Zwei verliebte Jungs in Disneys «Strange World».

Um zu verstehen, was für ein seismisches Ereignis das ist, muss man sich der Bedeutung von Disney im Unterhaltungskosmos bewusst sein. Das legendäre US-Animationsstudio steht seit jeher für vorbildliche traditionelle Familienwerte, für massentaugliche Unterhaltung, die vom Kleinkind bis zu den Grosseltern allen Spass macht und niemanden stört. Diese Werte wurden im Laufe der Jahrzehnte auch immer subtil an den Zeitgeist angepasst – und wir werden hier wohl gerade Zeug*innen der neusten Adaption. Die Botschaft ist eindeutig: Zwei ineinander verliebte Jungs, das könnte gar nicht normaler sein.

Man kann die heutigen Kinder und Jugendlichen nur beneiden, die mit solchen Filmen aufwachsen dürfen. Die Queeren unter ihnen dürften sich wahrgenommen und gestärkt fühlen, die Heteros sich (mit der Zeit) weniger schwer tun mit der Akzeptanz queerer Menschen in ihrem Umfeld. Und jeder Hollywoodfilm, der solche Figuren einbaut, macht es anderen leichter, dies ebenfalls zu tun.

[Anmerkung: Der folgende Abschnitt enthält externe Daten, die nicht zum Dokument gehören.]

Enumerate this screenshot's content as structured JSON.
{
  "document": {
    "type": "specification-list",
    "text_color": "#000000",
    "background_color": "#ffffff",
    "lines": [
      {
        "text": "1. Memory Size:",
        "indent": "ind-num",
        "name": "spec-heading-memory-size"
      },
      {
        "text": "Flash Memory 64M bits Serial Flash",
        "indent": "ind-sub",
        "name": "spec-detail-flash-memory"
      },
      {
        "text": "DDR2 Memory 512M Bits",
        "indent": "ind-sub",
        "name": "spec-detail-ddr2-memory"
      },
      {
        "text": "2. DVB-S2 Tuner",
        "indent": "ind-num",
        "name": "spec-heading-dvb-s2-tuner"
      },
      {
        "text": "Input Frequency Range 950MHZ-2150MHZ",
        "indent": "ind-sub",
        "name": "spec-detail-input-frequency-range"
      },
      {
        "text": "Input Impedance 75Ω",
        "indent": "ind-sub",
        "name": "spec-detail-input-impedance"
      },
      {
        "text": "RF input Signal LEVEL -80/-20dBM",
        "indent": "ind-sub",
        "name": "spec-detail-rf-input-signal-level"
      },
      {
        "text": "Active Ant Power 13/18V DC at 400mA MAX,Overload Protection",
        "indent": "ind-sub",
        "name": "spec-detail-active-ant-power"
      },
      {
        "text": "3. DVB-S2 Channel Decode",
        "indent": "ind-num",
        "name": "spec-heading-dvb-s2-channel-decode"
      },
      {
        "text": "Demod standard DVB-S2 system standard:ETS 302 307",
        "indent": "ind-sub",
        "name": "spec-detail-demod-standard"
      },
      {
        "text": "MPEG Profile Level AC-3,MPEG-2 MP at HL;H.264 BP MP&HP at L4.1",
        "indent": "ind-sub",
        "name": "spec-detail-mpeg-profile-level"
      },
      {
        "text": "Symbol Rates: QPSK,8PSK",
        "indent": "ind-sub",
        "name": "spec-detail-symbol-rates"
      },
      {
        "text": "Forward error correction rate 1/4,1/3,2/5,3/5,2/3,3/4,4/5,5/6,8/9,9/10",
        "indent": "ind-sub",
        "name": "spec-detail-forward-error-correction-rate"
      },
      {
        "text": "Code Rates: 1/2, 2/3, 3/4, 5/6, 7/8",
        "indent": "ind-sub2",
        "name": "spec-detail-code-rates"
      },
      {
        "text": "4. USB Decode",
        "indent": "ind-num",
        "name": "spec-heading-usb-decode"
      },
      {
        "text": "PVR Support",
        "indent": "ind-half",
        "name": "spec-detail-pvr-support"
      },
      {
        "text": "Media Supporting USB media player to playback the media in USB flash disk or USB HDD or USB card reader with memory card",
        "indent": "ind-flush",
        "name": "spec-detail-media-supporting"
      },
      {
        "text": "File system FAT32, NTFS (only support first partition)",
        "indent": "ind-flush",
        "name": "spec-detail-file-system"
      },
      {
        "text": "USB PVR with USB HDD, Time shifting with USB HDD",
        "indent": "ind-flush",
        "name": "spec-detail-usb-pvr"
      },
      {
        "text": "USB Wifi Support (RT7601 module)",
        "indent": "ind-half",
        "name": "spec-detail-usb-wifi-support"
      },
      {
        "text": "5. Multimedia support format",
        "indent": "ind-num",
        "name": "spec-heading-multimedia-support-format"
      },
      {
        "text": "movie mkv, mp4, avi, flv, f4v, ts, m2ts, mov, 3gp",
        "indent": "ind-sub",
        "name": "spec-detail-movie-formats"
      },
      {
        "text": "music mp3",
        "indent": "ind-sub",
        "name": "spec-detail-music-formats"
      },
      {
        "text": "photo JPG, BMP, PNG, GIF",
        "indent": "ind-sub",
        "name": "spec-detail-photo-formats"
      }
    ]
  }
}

Hinzu kommt, dass Disney längst nicht mehr nur Animationsfilme herstellt, sondern zu einem der mächtigsten Produktionshäuser Hollywoods aufgestiegen ist: Zu Disney gehören mittlerweile auch Lucasfilm (also «Star Wars»), Marvel, Pixar und 20th Century Fox sowie diverse TV-Sender und ein Streamingdienst. Es wird vielleicht noch etwas dauern, bis es auf der Kinoleinwand genauso wimmelt vor queeren Figuren wie auf dem Fernsehschirm, aber der richtige Weg scheint zumindest eingeschlagen.